Promptly reporting workers’ compensation claims is a best practice, and now there’s evidence that a delay in reporting injuries can raise claims costs. A new study from the National Council on Compensation Insurance, Inc. (NCCI) reports that a delayed injury report can increase compensation claim costs up to 51 percent as the condition worsens. The simple strategy of reporting claims promptly can significantly reduce claims costs.

NCCI researchers found that claims costs can climb after a delay of only seven days. A report more than 29 days after an incident may result in costs nearly 49 percent higher. One reason for the increase is that attorneys are more likely to become involved in comp cases the longer a claim is delayed. Employers are encouraged to help employees understand that prompt reporting of an accidental injury decreases the likelihood of an attorney’s involvement, according to J. Bradley Young, a partner with Harris, Dowell, Fisher & Harris, who works on compensation cases.

“I still deal with employers every day who feel that if they educate their workforce about comp laws, they’re simply telling their employees how to get more money out of comp claims, which isn’t the case,” Young told researchers.

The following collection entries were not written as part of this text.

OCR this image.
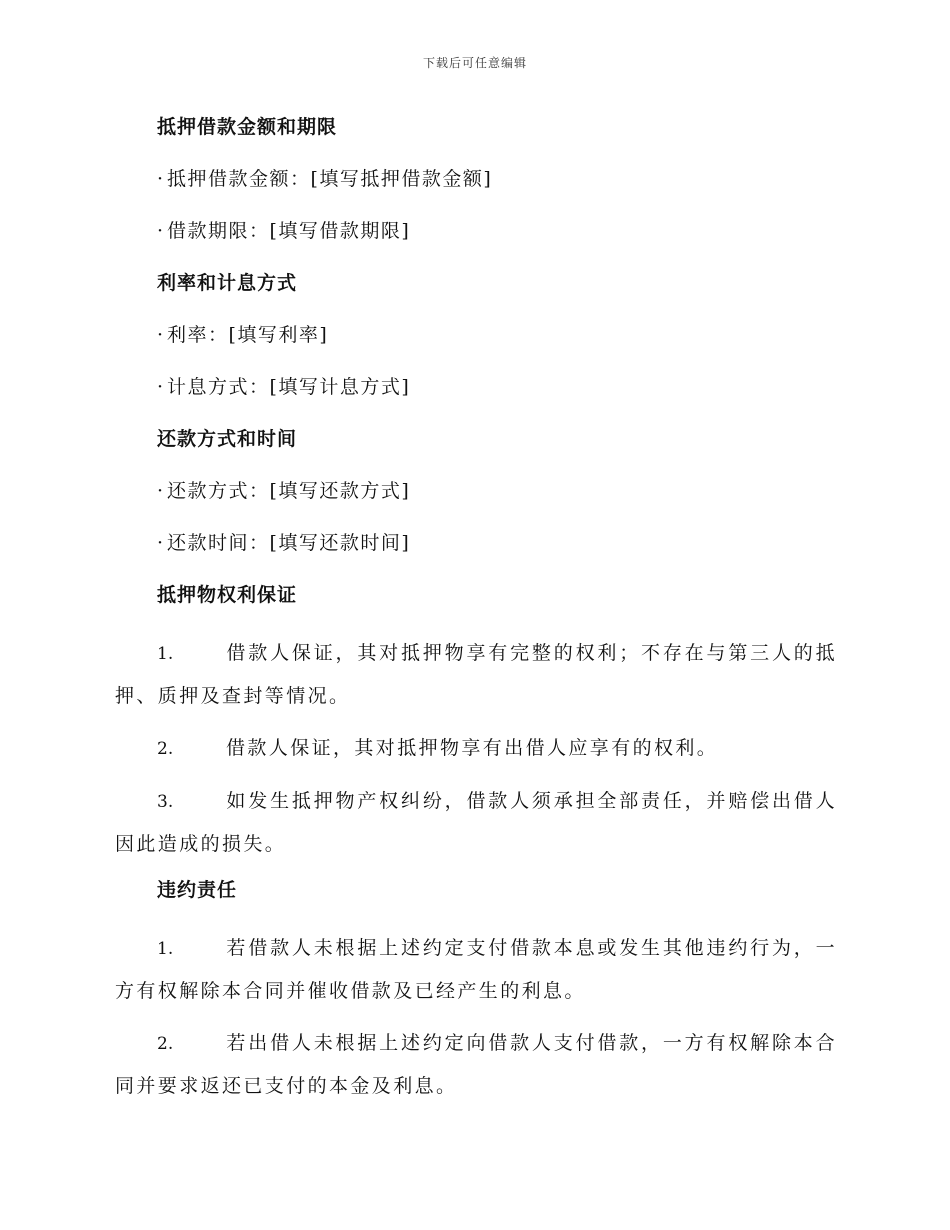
下载后可任意编辑
抵押借款金额和期限
· 抵押借款金额：[填写抵押借款金额]
· 借款期限：[填写借款期限]
利率和计息方式
· 利率：[填写利率]
· 计息方式：[填写计息方式]
还款方式和时间
· 还款方式：[填写还款方式]
· 还款时间：[填写还款时间]
抵押物权利保证
1.	借款人保证，其对抵押物享有完整的权利；不存在与第三人的抵押、质押及查封等情况。
2.	借款人保证，其对抵押物享有出借人应享有的权利。
3.	如发生抵押物产权纠纷，借款人须承担全部责任，并赔偿出借人因此造成的损失。
违约责任
1.	若借款人未根据上述约定支付借款本息或发生其他违约行为，一方有权解除本合同并催收借款及已经产生的利息。
2.	若出借人未根据上述约定向借款人支付借款，一方有权解除本合同并要求返还已支付的本金及利息。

Other obstacles to early reporting in the workplace are the perceptions that the employee who reports an injury will be doubted or considered lazy and not wanting to work. By not coming forward, some injuries can worsen, making costly measures such as surgery more likely. Employers can boost employee morale by communicating that injuries are a serious matter, and that employee well-being is a priority.

Based on the NCCI survey, employers who educate their workforce about early reporting and who demonstrate concern for all workplace injuries can significantly help create positive benefits for their employees while minimizing claims costs.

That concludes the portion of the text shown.